Integriert in das Modell wird es außerdem kleine Filmstationen geben, wodurch die Besucher auch etwas über die Unterwelt, über das „Untendrunter von Frankfurt“, erfahren können. Ob das jetzt in historischer Sicht sei, also in die Geschichte reingehe,  oder eben tatsächlich das Untendrunter sei, wäre unterschiedlich, so Franziska Mucha.

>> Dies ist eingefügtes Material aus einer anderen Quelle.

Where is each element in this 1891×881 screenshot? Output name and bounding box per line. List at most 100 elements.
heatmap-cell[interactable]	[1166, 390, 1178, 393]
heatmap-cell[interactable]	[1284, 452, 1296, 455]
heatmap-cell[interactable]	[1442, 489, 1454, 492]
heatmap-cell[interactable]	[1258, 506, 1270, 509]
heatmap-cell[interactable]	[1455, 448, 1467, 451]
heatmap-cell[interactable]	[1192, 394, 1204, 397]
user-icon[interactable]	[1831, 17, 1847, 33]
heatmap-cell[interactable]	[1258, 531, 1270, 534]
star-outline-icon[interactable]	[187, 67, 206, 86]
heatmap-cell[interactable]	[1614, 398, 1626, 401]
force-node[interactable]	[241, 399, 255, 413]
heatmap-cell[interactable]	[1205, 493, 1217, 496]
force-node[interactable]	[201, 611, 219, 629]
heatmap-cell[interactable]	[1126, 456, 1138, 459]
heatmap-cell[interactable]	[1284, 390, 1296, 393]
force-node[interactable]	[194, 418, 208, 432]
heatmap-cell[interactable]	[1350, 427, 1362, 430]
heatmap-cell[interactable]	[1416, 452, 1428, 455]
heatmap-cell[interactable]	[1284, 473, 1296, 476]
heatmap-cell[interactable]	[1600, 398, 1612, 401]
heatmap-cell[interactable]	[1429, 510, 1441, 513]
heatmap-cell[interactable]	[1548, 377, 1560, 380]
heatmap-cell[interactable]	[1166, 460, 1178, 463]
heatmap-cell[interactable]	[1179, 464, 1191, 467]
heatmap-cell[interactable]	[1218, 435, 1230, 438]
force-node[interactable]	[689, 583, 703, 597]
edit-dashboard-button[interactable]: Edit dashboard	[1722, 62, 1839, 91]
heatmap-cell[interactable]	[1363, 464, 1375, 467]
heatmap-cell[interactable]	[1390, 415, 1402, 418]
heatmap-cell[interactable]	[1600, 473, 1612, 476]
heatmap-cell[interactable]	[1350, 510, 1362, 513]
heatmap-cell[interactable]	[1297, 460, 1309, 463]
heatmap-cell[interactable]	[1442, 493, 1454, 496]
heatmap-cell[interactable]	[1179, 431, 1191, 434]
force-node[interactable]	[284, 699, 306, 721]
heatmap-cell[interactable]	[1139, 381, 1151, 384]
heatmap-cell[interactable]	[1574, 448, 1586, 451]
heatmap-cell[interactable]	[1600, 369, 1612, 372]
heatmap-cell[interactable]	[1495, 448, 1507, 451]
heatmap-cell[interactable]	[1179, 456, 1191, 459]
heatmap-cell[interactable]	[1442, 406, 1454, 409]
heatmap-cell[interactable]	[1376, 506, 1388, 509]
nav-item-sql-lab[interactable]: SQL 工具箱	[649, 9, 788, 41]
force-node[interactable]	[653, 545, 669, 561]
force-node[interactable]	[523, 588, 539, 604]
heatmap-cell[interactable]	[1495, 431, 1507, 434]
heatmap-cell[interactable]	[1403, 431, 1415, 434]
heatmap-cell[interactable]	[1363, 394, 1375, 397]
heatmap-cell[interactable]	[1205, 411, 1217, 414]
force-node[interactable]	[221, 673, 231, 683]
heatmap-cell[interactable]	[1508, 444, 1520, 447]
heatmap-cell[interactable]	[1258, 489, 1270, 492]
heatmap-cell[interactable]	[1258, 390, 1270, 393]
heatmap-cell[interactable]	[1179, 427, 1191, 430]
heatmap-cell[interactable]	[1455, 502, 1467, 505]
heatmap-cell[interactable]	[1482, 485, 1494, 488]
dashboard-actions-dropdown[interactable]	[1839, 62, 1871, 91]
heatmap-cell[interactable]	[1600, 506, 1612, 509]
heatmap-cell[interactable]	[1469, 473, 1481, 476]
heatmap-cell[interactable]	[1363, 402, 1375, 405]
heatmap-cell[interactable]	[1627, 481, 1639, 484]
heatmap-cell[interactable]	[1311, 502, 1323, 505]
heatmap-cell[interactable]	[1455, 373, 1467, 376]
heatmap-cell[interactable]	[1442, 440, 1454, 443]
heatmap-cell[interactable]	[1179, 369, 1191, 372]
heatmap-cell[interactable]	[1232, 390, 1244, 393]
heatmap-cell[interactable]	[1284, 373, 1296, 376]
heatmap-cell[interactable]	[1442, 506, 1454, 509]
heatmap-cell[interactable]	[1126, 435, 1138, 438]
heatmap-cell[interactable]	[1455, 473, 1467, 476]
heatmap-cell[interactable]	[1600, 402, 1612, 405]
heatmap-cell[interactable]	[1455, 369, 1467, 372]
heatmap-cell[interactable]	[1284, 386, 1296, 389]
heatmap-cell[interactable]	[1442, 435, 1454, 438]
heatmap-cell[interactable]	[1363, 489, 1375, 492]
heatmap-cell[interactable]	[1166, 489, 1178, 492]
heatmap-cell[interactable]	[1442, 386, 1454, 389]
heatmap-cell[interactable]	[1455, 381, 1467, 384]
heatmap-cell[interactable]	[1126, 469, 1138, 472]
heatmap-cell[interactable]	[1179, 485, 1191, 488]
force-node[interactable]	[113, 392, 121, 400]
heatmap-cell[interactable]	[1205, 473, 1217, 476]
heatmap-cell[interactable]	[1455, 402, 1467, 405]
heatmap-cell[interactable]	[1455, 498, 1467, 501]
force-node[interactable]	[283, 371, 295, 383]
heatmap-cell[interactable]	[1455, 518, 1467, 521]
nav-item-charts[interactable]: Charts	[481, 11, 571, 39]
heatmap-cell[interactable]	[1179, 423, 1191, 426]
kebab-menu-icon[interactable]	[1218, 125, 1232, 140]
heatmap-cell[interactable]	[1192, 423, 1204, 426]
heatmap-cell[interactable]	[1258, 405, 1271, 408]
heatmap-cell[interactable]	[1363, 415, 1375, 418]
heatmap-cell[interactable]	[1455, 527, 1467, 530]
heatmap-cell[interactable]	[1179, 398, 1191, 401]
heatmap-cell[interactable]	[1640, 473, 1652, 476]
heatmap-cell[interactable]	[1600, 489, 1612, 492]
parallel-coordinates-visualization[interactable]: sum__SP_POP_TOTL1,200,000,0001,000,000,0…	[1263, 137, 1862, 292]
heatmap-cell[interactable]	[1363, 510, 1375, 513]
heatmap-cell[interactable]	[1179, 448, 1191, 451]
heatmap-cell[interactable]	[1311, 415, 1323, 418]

Nicht maßstabgetreu, aber exakt innerhalb der Stadtgrenzen

Letzte Arbeiten am Frankfurter Flughafen, der ebenfalls nicht maßstabgerecht ist, sondern nur angedeutet wird.  Foto: Diether v. Goddenthow
Letzte Arbeiten am Frankfurter Flughafen, der ebenfalls nicht maßstabgerecht ist, sondern nur angedeutet wird. Foto: Diether v. Goddenthow

Das Modell sei nicht wie eine Miniatur-Modellanlage oder das Altstadtmodell der Gebrüder Treuner im Historischen Museum in korrektem Maßstab. Es sei kein stadtplanerisch detailgenaues Modell, sondern ein künstlerisches mit Raum für Fantasie und Geschichten. Einige besondere Punkte wurden bewusst herausgehoben, nämlich jene, die den befragten Bewohnern der Stadtteile besonders wichtig erschienen, etwa das Grünesoße-Denkmal. Aber typographisch sei das Modell korrekt und orientiere sich exakt an den Stadtgrenzen.

Das Grüne-Soße-Denkmal. Foto: Diether v. Goddenthow
Das Grüne-Soße-Denkmal. Foto: Diether v. Goddenthow

„Wir wollten kein Modell, welches nur die Innenstadt mit den touristischen Attraktionen zeigt. Wir wollen eben das Frankfurt der Bewohnerinnen und Bewohner zeigen, in seiner ganzen Diversität, und dann kommt vielleicht nicht jedes Haus vor, aber man schafft es, die verschiedenen Zusammensetzungen der Stadtteile auch ganz gut zu erkennen“,  erläutert Franziska Mucha einen wichtigen Aspekt des Modell-Konzeptes.

 

In einem  ersten Schritt werden im Mai das neue Museums-Foyer und -Café eröffnet

Das neue Ausstellungshaus des Historischen Stadtmuseums Frankfurt auf dem Römerberg. Das Frankfurt-Modell ist großen Giebelgeschoss untergebracht.  Foto: Diether v. Goddenthow
Das neue Ausstellungshaus des Historischen Stadtmuseums Frankfurt auf dem Römerberg. Das Frankfurt-Modell ist großen Giebelgeschoss untergebracht. Foto: Diether v. Goddenthow

Zur Zeit bereiteten Vitrinen-Bauer und Restauratoren alles vor, damit ab April 2017 die über 8000 Objekte in das neue Ausstellungshaus transportiert und dann dort sicher in den Vitrinen platziert und bis zur Eröffnung verwahrt werden können, erläutert Dr. Corinna Engel, Leiterin der Museumskommunikation, den Stand des Innenausbaus bei der Pressebesichtigung.

Ende Mai 2017 wird bereits das neue Eingangsfoyer des Historischen Museums mit Café seine Türen öffnen. Dieser großzügige Empfangsbereich könne gleichzeitig viel mehr Besucher fassen, als es im Moment über das derzeitige Nadelöhr unten im Zollgebäude möglich ist, so Dr. Engel. Um ins neue Ausstellungshaus zu gelangen, gehen die Besucher später vom Eingangsbau ins Tiefgeschoss und unter dem Museumsplatz hindurch.

Zu diesem Zeitpunkt können Besucher  am weiteren Fertigstellungsprozess des Staufergartens teilnehmen und die archäologische Fundstelle besichtigen. Der Hafen wird gleichzeitig mit Eröffnung des Ausstellungshauses Anfang Oktober 2017 inklusive musealer Technik und Videoinstallation fix und fertig sein.